Re: [IGS] census of interests
At 22:18 25-9-1998 -0700, you wrote:
>I enjoyed your description of how Sweden has adopted and given names to
>geraniums, much like elves and trolls of the woods. While they bring good
>luck do some of them perform nasty tricks? But it is sad to hear that they
>are thrown away when the days grow dark and the weather turns cold. Who
>would do that to an elf?
>Now I know you have a kinder heart and hold on to your species pels for the
>winter because you tell us about artificial lighting. Do you have your own
>names for them? Some of them are like grizzled dwarves. And the scented
>types - do you grow them on to large size or take cuttings in autumn? I am
>sure you can find more evocative names than 'peppermint', 'lemon', 'citron'
>>>>Pelargoniums are very much a part of the Swedish 'folk home' and Pels are
>>>>thought to bring good luck and are handed down. Some people grow their
>>>>pels with fierce protectiveness, other buy their new from the supermarket
>>>>each year and throw them away when Winter is near. The vareties offered in
>>>>the supermarket are often nameless...but the heirlooms are often given
>>>>Swedish names, their original names long forgotten. We have for instance a
>>>>variety called 'Maarbacka', which is pink and double. And did you know
>>>>that there are really a white Apple Blossom Rosebud in Sweden---virtually
>>>>But Sweden as a nation has become conscious of the varieties for sale and
>>>>since joining the Common Market (EU) we now have access to 'everything'.

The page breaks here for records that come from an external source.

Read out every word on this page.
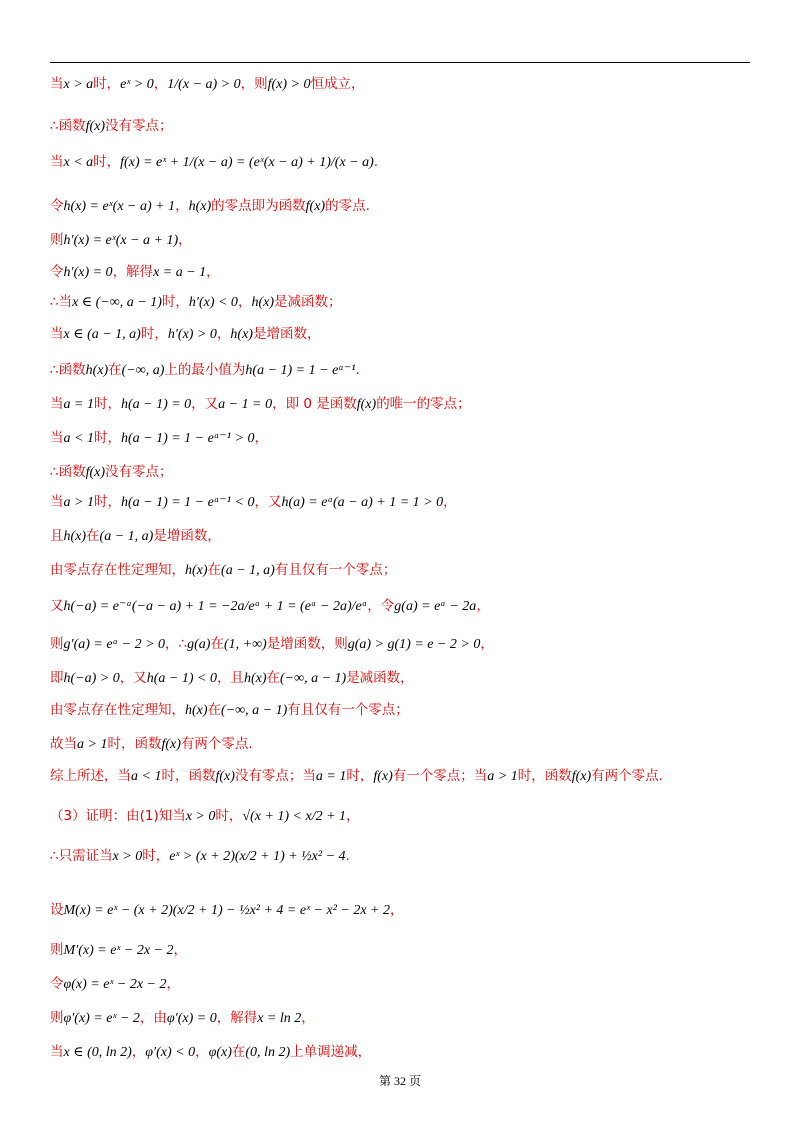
当x > a时，eˣ > 0，1/(x − a) > 0，则f(x) > 0恒成立，
∴函数f(x)没有零点；
当x < a时，f(x) = eˣ + 1/(x − a) = (eˣ(x − a) + 1)/(x − a).
令h(x) = eˣ(x − a) + 1，h(x)的零点即为函数f(x)的零点.
则h′(x) = eˣ(x − a + 1)，
令h′(x) = 0，解得x = a − 1，
∴当x ∈ (−∞, a − 1)时，h′(x) < 0，h(x)是减函数；
当x ∈ (a − 1, a)时，h′(x) > 0，h(x)是增函数，
∴函数h(x)在(−∞, a)上的最小值为h(a − 1) = 1 − eᵃ⁻¹.
当a = 1时，h(a − 1) = 0，又a − 1 = 0，即 0 是函数f(x)的唯一的零点；
当a < 1时，h(a − 1) = 1 − eᵃ⁻¹ > 0，
∴函数f(x)没有零点；
当a > 1时，h(a − 1) = 1 − eᵃ⁻¹ < 0，又h(a) = eᵃ(a − a) + 1 = 1 > 0，
且h(x)在(a − 1, a)是增函数，
由零点存在性定理知，h(x)在(a − 1, a)有且仅有一个零点；
又h(−a) = e⁻ᵃ(−a − a) + 1 = −2a/eᵃ + 1 = (eᵃ − 2a)/eᵃ，令g(a) = eᵃ − 2a，
则g′(a) = eᵃ − 2 > 0，∴g(a)在(1, +∞)是增函数，则g(a) > g(1) = e − 2 > 0，
即h(−a) > 0，又h(a − 1) < 0，且h(x)在(−∞, a − 1)是减函数，
由零点存在性定理知，h(x)在(−∞, a − 1)有且仅有一个零点；
故当a > 1时，函数f(x)有两个零点.
综上所述，当a < 1时，函数f(x)没有零点；当a = 1时，f(x)有一个零点；当a > 1时，函数f(x)有两个零点.
（3）证明：由(1)知当x > 0时，√(x + 1) < x/2 + 1，
∴只需证当x > 0时，eˣ > (x + 2)(x/2 + 1) + ½x² − 4.
设M(x) = eˣ − (x + 2)(x/2 + 1) − ½x² + 4 = eˣ − x² − 2x + 2，
则M′(x) = eˣ − 2x − 2，
令φ(x) = eˣ − 2x − 2，
则φ′(x) = eˣ − 2，由φ′(x) = 0，解得x = ln 2，
当x ∈ (0, ln 2)，φ′(x) < 0，φ(x)在(0, ln 2)上单调递减，
第 32 页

>>>>Good ol' varieties like Apple Blossom R, Lord Bute are high in demand.
>>>>And scented....scenteds in heaps and droves! People who like herbs often
>>>>like scenteds too! And they look smashing in a pot on a porch or balcony!
>>>>It is as if they were made for containers :-)))))

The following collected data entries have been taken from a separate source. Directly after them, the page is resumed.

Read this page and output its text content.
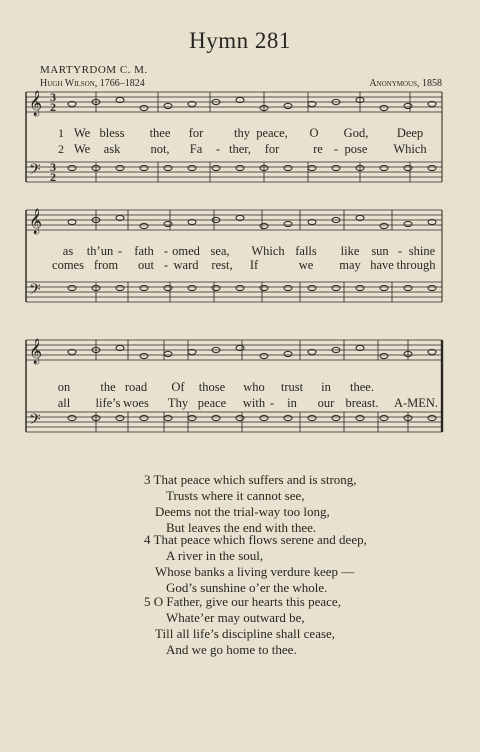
Hymn 281
MARTYRDOM C. M.
Hugh Wilson, 1766–1824	Anonymous, 1858
𝄞
𝄢
𝄞
𝄢
𝄞
𝄢
3
2
3
2
We bless thee for thy peace, O God, Deep
We ask not, Fa - ther, for	re - pose Which
1
2
as th’un - fath - omed sea, Which falls like sun - shine
comes from out - ward rest, If	we may have through
on the road Of those who trust in thee.
all life’s woes Thy peace with - in our breast. A-MEN.
3 That peace which suffers and is strong,
Trusts where it cannot see,
Deems not the trial-way too long,
But leaves the end with thee.
4 That peace which flows serene and deep,
A river in the soul,
Whose banks a living verdure keep —
God’s sunshine o’er the whole.
5 O Father, give our hearts this peace,
Whate’er may outward be,
Till all life’s discipline shall cease,
And we go home to thee.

>>>>A Pel Society has just been founded in Sweden...so I expect the interest
>>>>will grow and grow!
>Let's hope so too. Give them a Swedish character and interest will surely
>San Diego, California
Dear Pelly and Geranium Friends,
I found the census of interests quite interesting, but didn't have time to
give an idea of my own cravings, so to speak.

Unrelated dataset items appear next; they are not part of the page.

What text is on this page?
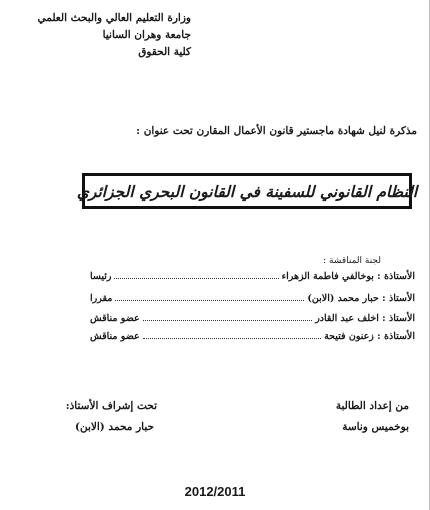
وزارة التعليم العالي والبحث العلمي
جامعة وهران السانيا
كلية الحقوق
مذكرة لنيل شهادة ماجستير قانون الأعمال المقارن تحت عنوان :
النظام القانوني للسفينة في القانون البحري الجزائري
لجنة المناقشة :
الأستاذة : بوخالفي فاطمة الزهراء
رئيسا
الأستاذ : حبار محمد (الابن)
مقررا
الأستاذ : اخلف عبد القادر
عضو مناقش
الأستاذة : زعنون فتيحة
عضو مناقش
من إعداد الطالبة
بوخميس وناسة
تحت إشراف الأستاذ:
حبار محمد (الابن)
2012/2011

My love for pellies was probably kindled by the fact that at home we always
had them on the balcony in summer, usually red or pink zonals with double or
single flowers. Later, after leaving home, I lived in on of the busy
shopping streets in Amsterdam and my only link with nature was then a
windowbox with pellies.
Now I live in a terraced house in Alkmaar, with a small garden full of roses
and perennials, among which many geraniums (I guess about 20 varieties). My
favourites are G.psilostemon, G. sylvaticum 'Mayflower' and G. 'Ann
Folkard'. The latter has yellowish leaves, bright cyclamen pink flowers with
a black heart; it tends to weave upwards through other plants and flowers
for a long period, in any position.
Apart from all these outdoor plants I have a (small?) collection of about 70
pelargoniums. At the beginning I bought (frequently unnamed) plants wherever
I could get them. I usually found scenteds and angels. When I was in
Scotland I visited Culzean Castle and managed to buy cuttings of 'A Happy
Thought','Dolly Varden' and 'Mrs Strang'. Only the first of these is still
alive and kicking. Last year I discovered Fibrex Nurseries with its national
collection and bought some plants there.
Now I mainly collect fancy leaved pellies, zonals with odd flowers (esp.
striped or flecked), uniques and stellars. I have a few species and
scenteds, but only if they smell and look nice. I often find (sorry!) that
scenteds do not always smell according to the attractive sounding
description. I have difficulty, for example, in discovering what 'rose
scented' means in pellies, esp. as my garden is filled with wonderfully
perfumed roses. The scents just don't compare!
A main frustration is having a plant that is obviously worthwhile but
incorrectly labelled. I have a wonderful unique, bought in Wales as 'Mrs
Kingsley', for example, which is not purple (as it should be) but more like
raspberry/strawberry ice. I'm keeping it, as a holiday memory and because it
is so beautiful, but it is frustrating. I wish there was more photomaterial
(like there is for fuchsias) to compare. Now you have to make do with the
odd book you can find,catalogues from nurseries or verbal descriptions.
As a last observation I would like to add that the cuttings I took in August
have not been very successful this year; I had to chuck ou about half of
them. Anyone else who had that experience this year?